On 7th February, she is going to be talking about why Britain needs green ideas more than ever right now. In this post she sheds some light on what to expect.
What’s the economy for? The Green answer is “people and communities”.
“Where you see the greatest commercialisation of agriculture, that’s often where you see the worst stunting of children.” These were the words of Jan Low from the CGIAR International Potato Center, winner of the World Food Prize, at a session of the climate talks in Bonn, from which I’m writing.
It’s a story we’ve heard again and again here – of how “development” and growth as traditionally pursued has produced truly dreadful effects, has blighted millions of lives.
At this same session, a rep from Practical Action asked: “Shouldn’t we be thinking of nutrition and health as the driver for agricultural policy, rather than profit?”
Shouldn’t that be obvious?
That question lies at the heart of what I’ll be talking about on November 29, about how Greens begin with the fundamental questions – and offer solutions for them.

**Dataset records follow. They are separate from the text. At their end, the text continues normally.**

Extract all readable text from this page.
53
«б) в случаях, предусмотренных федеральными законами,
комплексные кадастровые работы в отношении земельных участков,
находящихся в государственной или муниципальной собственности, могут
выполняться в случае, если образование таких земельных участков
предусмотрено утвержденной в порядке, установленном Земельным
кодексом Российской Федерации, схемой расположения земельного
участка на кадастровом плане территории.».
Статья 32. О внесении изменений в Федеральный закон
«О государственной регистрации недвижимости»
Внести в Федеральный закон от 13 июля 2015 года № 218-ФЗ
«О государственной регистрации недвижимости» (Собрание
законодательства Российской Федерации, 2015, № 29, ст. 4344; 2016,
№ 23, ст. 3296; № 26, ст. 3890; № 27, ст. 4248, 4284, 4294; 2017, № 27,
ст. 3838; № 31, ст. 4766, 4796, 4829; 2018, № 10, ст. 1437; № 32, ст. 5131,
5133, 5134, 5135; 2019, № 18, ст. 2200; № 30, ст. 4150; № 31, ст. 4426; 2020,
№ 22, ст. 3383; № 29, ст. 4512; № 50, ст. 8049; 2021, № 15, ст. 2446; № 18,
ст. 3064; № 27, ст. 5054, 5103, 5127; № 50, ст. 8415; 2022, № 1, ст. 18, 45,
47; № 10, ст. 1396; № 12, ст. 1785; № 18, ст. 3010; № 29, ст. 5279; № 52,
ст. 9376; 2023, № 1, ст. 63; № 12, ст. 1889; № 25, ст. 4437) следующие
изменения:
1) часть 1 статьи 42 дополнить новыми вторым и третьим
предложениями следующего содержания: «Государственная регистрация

What is the economy for? We’re often told that governments can’t pursue decent, humane policies because “the economy” or “the markets” won’t stand for it.

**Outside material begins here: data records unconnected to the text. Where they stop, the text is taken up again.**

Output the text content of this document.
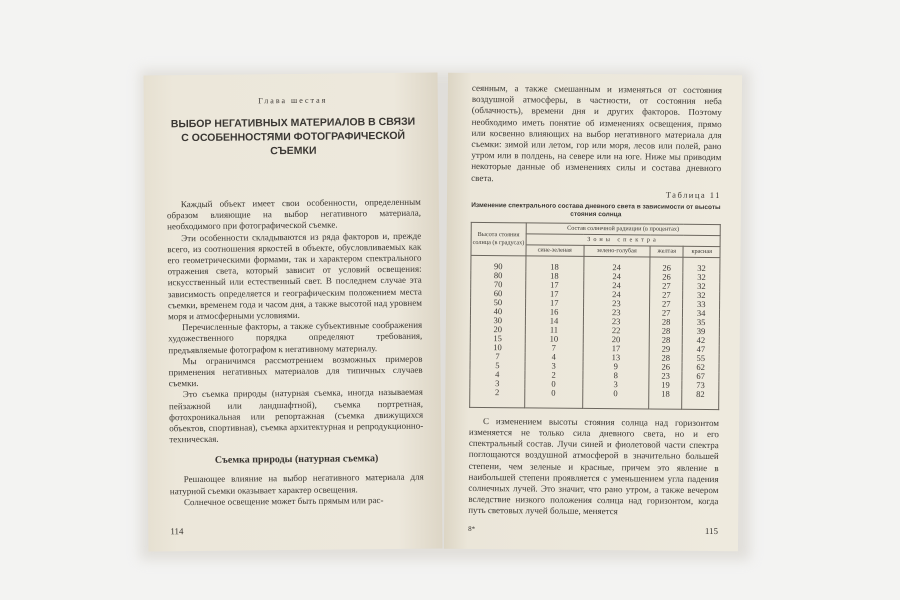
Глава шестая
ВЫБОР НЕГАТИВНЫХ МАТЕРИАЛОВ В СВЯЗИ
С ОСОБЕННОСТЯМИ ФОТОГРАФИЧЕСКОЙ СЪЕМКИ

Каждый объект имеет свои особенности, определенным образом влияющие на выбор негативного материала, необходимого при фотографической съемке.

Эти особенности складываются из ряда факторов и, прежде всего, из соотношения яркостей в объекте, обусловливаемых как его геометрическими формами, так и характером спектрального отражения света, который зависит от условий освещения: искусственный или естественный свет. В последнем случае эта зависимость определяется и географическим положением места съемки, временем года и часом дня, а также высотой над уровнем моря и атмосферными условиями.

Перечисленные факторы, а также субъективные соображения художественного порядка определяют требования, предъявляемые фотографом к негативному материалу.

Мы ограничимся рассмотрением возможных примеров применения негативных материалов для типичных случаев съемки.

Это съемка природы (натурная съемка, иногда называемая пейзажной или ландшафтной), съемка портретная, фотохроникальная или репортажная (съемка движущихся объектов, спортивная), съемка архитектурная и репродукционно-техническая.

Съемка природы (натурная съемка)

Решающее влияние на выбор негативного материала для натурной съемки оказывает характер освещения.

Солнечное освещение может быть прямым или рас-

114

сеянным, а также смешанным и изменяться от состояния воздушной атмосферы, в частности, от состояния неба (облачность), времени дня и других факторов. Поэтому необходимо иметь понятие об изменениях освещения, прямо или косвенно влияющих на выбор негативного материала для съемки: зимой или летом, гор или моря, лесов или полей, рано утром или в полдень, на севере или на юге. Ниже мы приводим некоторые данные об изменениях силы и состава дневного света.

Таблица 11
Изменение спектрального состава дневного света в зависимости от высоты стояния солнца
Высота стояния солнца (в градусах)	Состав солнечной радиации (в процентах)			
	Зоны спектра			
	сине-зеленая	зелено-голубая	желтая	красная
90	18	24	26	32
80	18	24	26	32
70	17	24	27	32
60	17	24	27	32
50	17	23	27	33
40	16	23	27	34
30	14	23	28	35
20	11	22	28	39
15	10	20	28	42
10	7	17	29	47
7	4	13	28	55
5	3	9	26	62
4	2	8	23	67
3	0	3	19	73
2	0	0	18	82

С изменением высоты стояния солнца над горизонтом изменяется не только сила дневного света, но и его спектральный состав. Лучи синей и фиолетовой части спектра поглощаются воздушной атмосферой в значительно большей степени, чем зеленые и красные, причем это явление в наибольшей степени проявляется с уменьшением угла падения солнечных лучей. Это значит, что рано утром, а также вечером вследствие низкого положения солнца над горизонтом, когда путь световых лучей больше, меняется

8*	115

But the economy should exist to provide a stable, secure life for people.
And that’s something that our current approach that’s dominated for decades – you might call it neoliberalism or neo-Thatcherism – all of us as slaves to chasing after an increase in the Gross Domestic Product – has demonstrably failed to achieve.

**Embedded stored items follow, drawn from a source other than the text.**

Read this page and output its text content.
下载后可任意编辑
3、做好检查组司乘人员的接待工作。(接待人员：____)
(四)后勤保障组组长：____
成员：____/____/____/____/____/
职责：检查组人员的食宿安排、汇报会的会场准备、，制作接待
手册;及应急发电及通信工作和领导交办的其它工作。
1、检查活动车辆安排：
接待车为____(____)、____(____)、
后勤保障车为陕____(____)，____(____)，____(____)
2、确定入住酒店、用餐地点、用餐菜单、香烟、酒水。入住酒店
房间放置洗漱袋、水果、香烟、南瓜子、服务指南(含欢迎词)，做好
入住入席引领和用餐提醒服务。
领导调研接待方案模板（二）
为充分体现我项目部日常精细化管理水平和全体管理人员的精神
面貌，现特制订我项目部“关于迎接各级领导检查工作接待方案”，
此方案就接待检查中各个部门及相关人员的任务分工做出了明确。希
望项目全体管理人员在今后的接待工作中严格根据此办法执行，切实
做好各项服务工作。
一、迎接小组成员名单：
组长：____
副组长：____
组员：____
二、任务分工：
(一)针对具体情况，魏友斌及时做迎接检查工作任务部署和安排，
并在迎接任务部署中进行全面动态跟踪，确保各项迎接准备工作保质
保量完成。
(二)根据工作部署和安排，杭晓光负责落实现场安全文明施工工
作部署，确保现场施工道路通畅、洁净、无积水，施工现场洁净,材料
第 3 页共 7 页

We don’t have food security now in Britain because millions aren’t sure that they’ll have the cash to buy it. Low wages, zero-hours contracts, high rents and benefit sanctions are leaving many penniless, and many more on the edge of penury.
That’s an economy that’s failed.
A universal basic income would provide the security that’s currently lacking, to provide a foundation of certainty on which people could build their life. Ensuring everyone had a warm, comfortable, genuinely affordable home is another essential pillar. As is a stable climate. With one degree of warming, we’re already seeing the effects – Lancaster is one example of that – more than 1.5 degrees gets exponentially worse.
On food security, there’s another problem on the horizon, which is of supply. That’s not a problem now: more than 800 million (and rising) people regularly go hungry not because there’s a shortage of food, but because they can’t buy access to it.
As the global population continues to rise, however, and if we allow the massive degradation of soils by industrial agriculture to continue, by 2050 they’ll only be a quarter of the land available to feed each person that there was in 1960. Supplies risk running short.
Which is something we need to think about hard in Britain. Currently, we only produce about 60% of our own food. And of course, we produce very few of the manufactured goods we use.
For future security, we need to grow more of our own food – and a good way to do that would be to develop smallholdings on the edge of cities – the ring of market gardens that we used to have. OrganicLea is one example of such an enterprise in London.
I once had a Twitter debate with someone who said in clear tones of horror: you want more people to work in the fields?
Well yes, I’d like more _jobs_ in agriculture, not the backbreaking, exploitative jobs of industrial agriculture, where you can spend from dawn to dusk bending over the same crop, frantically trying to meet a sudden supermarket demand, but the varied, outdoor work that this kind of enterprise offers.
Jobs generally are a good thing – as are opportunities for far more small businesses and cooperatives. All those market gardens will need not just field workers, but accountants and lawyers, markets and distribution people.
And also with manufacturing – if we make many of the basics we need such as furniture and clothing locally, then money is circulating, which is what makes money useful. Deposited in tax havens, it is of little use, even to the people who own it.
So a foundational Green idea is strong local economies – thriving cities, towns and villages right across the UK, and the world, which is certainly not what we’ve got now.
We’re trashing the planet and creating miserable societies. What we can, and must do, is live within the boundaries of this one fragile planet – and in making that change, we can also create a better life for all.
Natalie is in Bonn with the Green Economics Institute.